Ex-Det Supt Matthew Fenwick said it was clear the BBC’s Dan Johnson knew police were investigating an allegation against Sir Cliff because he described the singer as a “celebrity paedo” during their meeting in July 2014.
The reporter “clearly stated” he had got his information from Operation Yewtree, the police probe into sex abuse allegations, but later denied his source was linked to the investigation, Fenwick said.
In a witness statement, Fenwick said: “When I left the meeting I was under no illusion that his information had come from a police source.
“He explained to us that he was ready to publish an exclusive story about the investigation and wanted a comment from us.
“I accepted that he was ready to publish a story because of where he said he had got his information from.”
Fenwick said he did not want Johnson to run a story about Sir Cliff at the time of the meeting because it could “compromise the investigation”.
He told the court: “He said he could and he would and we came to an arrangement that he wouldn’t publish it then but that we would notify him when we were ready to take further action.”
Fenwick said he and the force’s head of corporate communications, Carrie Goodwin, told Johnson they were considering a search of Sir Cliff’s home in August, but they declined his request to attend the raid with police.

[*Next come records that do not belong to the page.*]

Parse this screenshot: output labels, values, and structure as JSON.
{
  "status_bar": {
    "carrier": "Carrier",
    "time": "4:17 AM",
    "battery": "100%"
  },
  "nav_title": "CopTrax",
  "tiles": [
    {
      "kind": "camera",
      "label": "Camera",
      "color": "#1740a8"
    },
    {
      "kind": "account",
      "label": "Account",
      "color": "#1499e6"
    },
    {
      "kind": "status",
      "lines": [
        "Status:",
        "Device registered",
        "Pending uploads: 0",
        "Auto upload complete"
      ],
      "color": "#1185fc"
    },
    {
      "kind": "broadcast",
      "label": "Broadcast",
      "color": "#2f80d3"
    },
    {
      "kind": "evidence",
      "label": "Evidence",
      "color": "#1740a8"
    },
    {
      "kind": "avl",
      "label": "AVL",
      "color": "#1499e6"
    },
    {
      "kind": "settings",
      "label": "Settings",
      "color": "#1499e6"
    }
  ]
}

“It did not seem as though it would be possible to stop Dan Johnson from reporting the story altogether but I was very concerned that if he reported it now, as he said he was ready to, then the investigation would be prejudiced,” Fenwick said.

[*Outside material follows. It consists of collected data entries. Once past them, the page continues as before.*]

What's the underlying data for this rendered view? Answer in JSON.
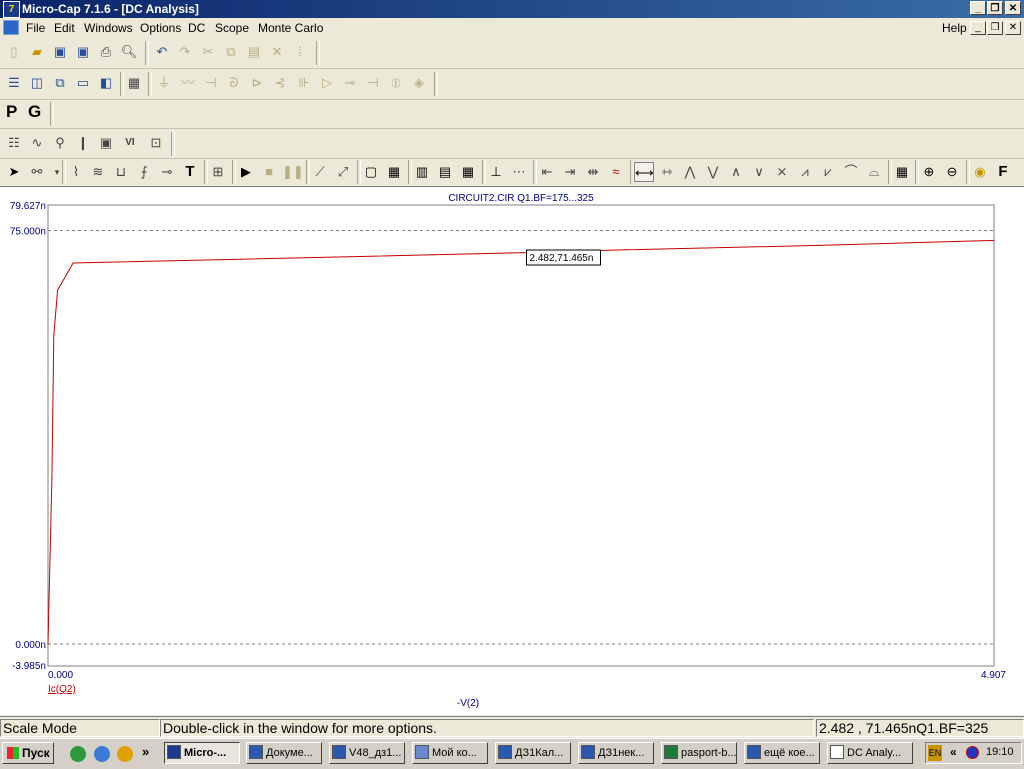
{
  "window": {
    "title": "Micro-Cap 7.1.6 - [DC Analysis]",
    "logo_text": "7"
  },
  "menu": {
    "items": [
      "File",
      "Edit",
      "Windows",
      "Options",
      "DC",
      "Scope",
      "Monte Carlo"
    ],
    "help": "Help"
  },
  "toolbar": {
    "p_label": "P",
    "g_label": "G",
    "text_tool_label": "T",
    "font_tool_label": "F"
  },
  "plot": {
    "header": "CIRCUIT2.CIR Q1.BF=175...325",
    "ytick_top": "79.627n",
    "ytick_75": "75.000n",
    "ytick_0": "0.000n",
    "ytick_bottom": "-3.985n",
    "xtick_left": "0.000",
    "xtick_right": "4.907",
    "xlabel": "-V(2)",
    "trace_label": "Ic(Q2)",
    "cursor_label": "2.482,71.465n"
  },
  "chart_data": {
    "type": "line",
    "title": "CIRCUIT2.CIR Q1.BF=175...325",
    "xlabel": "-V(2)",
    "ylabel": "Ic(Q2)",
    "xlim": [
      0,
      4.907
    ],
    "ylim": [
      -3.985,
      79.627
    ],
    "grid_lines_y": [
      0,
      75
    ],
    "series": [
      {
        "name": "Ic(Q2)",
        "color": "#c80000",
        "x": [
          0.0,
          0.02,
          0.03,
          0.05,
          0.13,
          1.0,
          2.0,
          2.482,
          3.0,
          4.0,
          4.907
        ],
        "y": [
          0.0,
          30.0,
          56.0,
          64.2,
          69.1,
          69.8,
          70.6,
          71.0,
          71.5,
          72.3,
          73.2
        ]
      }
    ],
    "cursor": {
      "x": 2.482,
      "y": 71.465
    }
  },
  "status": {
    "mode": "Scale Mode",
    "hint": "Double-click in the window for more options.",
    "readout": "2.482 , 71.465nQ1.BF=325"
  },
  "taskbar": {
    "start": "Пуск",
    "chevron": "»",
    "tasks": [
      "Micro-...",
      "Докуме...",
      "V48_дз1...",
      "Мой ко...",
      "ДЗ1Кал...",
      "ДЗ1нек...",
      "pasport-b...",
      "ещё кое...",
      "DC Analy..."
    ],
    "lang": "EN",
    "tray_chevron": "«",
    "clock": "19:10"
  },
  "colors": {
    "titlebar": "#0a246a",
    "trace": "#c80000",
    "axis_text": "#00008b"
  }
}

“In particular, publishing a story could cause problems with a search warrant which we were not ready to do yet.
“At the back of my mind I was thinking that it would not only compromise the investigation but could also compromise Sir Cliff Richard by exposing him to allegations, potentially giving him the opportunity to dispose of evidence.

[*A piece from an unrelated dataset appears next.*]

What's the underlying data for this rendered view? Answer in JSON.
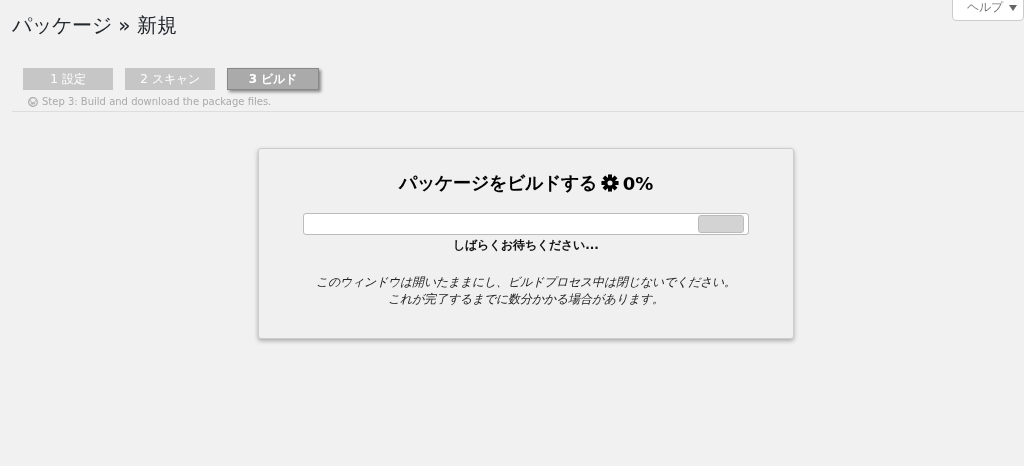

“If reported, the story was likely to be very high profile and the attention could have a negative impact on the victim.”
Fenwick said he also declined Johnson’s request to speak to the man who had made the allegation against Sir Cliff, and refused to take part in a pre-recorded interview ahead of the raid.
Fenwick said he was “angry” after an article on the BBC website suggested the corporation’s presence at the raid was a deliberate attempt by the force to “maximise publicity for the investigation”.
“I was angry about this because it was untrue and I made a number of telephone calls to Dan Johnson because I wanted him to ensure that it would be removed,” he told Mr Justice Mann at the High Court.
He added that Johnson agreed the comments made in the article were “misleading” and said he would try and get the item removed from the website.
Goodwin told the court this afternoon that she believed Johnson had all the information he needed to run a story on Sir Cliff being under investigation.
She did not think the BBC needed confirmation from the force before running such a story.
“From how Dan presented it he had such confidence about being ready to go… the information that he had was very detailed so I did believe him,” she told the court.
Later, she said that she had attempted to “slow down” the story by offering Johnson an interview with Fenwick.
“I wanted him to believe that he didn’t need to do anything for the next two weeks because there was something coming,” she said.
Sir Cliff is suing the BBC for damages over its reporting of the police raid on his penthouse apartment in Sunningdale, Berkshire, in August 2014 .
The 77-year-old singer claims footage of the raid, carried out following an allegation of sexual assault, was a “very serious invasion” of his privacy, and is suing the BBC for “substantial damages”.
The BBC is fighting the claim.
It was revealed in the course of the High Court trial last week that South Yorkshire Police has agreed to pay Sir Cliff £400,000 and pick up some of his legal fees. The force wants the BBC to contribute to this sum.